I finished the paper I'm presenting at the Children's Literature Association conference in Ann Arbor on Thursday. Hooray! I am quite fond of the paper at this moment, perhaps because I'm so fond of the books I'm writing about: Double Date, Double Feature, and Double Wedding, published in the 1950s by Rosamond Du Jardin. I love spending time at the "Teen Hangout" with Pam and her "smooth" friends, and spending time with Penny on the Headlines Club sleigh ride!
The paper isn't very long, 10 pages or so, perfect for a 20-minute presentation slot at the conference. My writing system for scholarly papers always involves writing a short paper first to present at a conference, and then gathering comments on the paper from the conference attendees, and using those comments to expand and develop the paper more fully. If it's a children's literature conference, they tell me other books I should be reading, texts that resonate with my focus texts, critical commentary I've overlooked; if it's a philosophy conference, they raise devastating counterexamples to my argument and shower me with objections. Then I go home and read the recommended books and respond to the rigorous objections. The result is a much improved version of the paper that I can now submit to a journal for publication, knowing that I'll also be getting comments from the double-blind referees (they don't know who I am, and I don't know who they are), which will allow me to revise the paper into its final form.
In the philosophy department, our graduate students have to submit a "fifth-semester paper" which is supposed to serve as evidence that they can do work that is approaching a professional, publishable level. We debate in the department about how much help we should be giving the students with these papers: are the papers supposed to show what the students can do on their own? or are the papers supposed to assist in developing a mentoring relationship that will continue on through the writing of the dissertation?
As you may suspect, I'm solidly in favor of the second approach.
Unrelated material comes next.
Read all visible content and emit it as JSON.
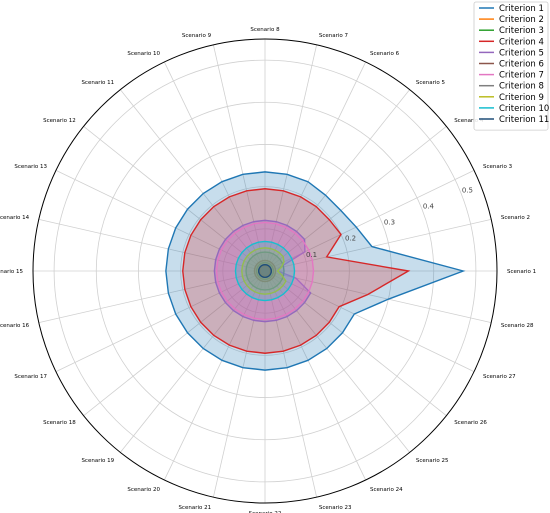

I've never written a single paper "on my own" - why should my students have to do what I am unable and unwilling to do? I couldn't write or publish a successful scholarly paper without help from my friends - and my enemies! (Or at least, my critics and philosophical opponents. ) Every paper of mine is in that sense a collaboration.
I'm looking forward to hearing what my "collaborators" in Ann Arbor are going to have to say about my Du Jardin paper later this week.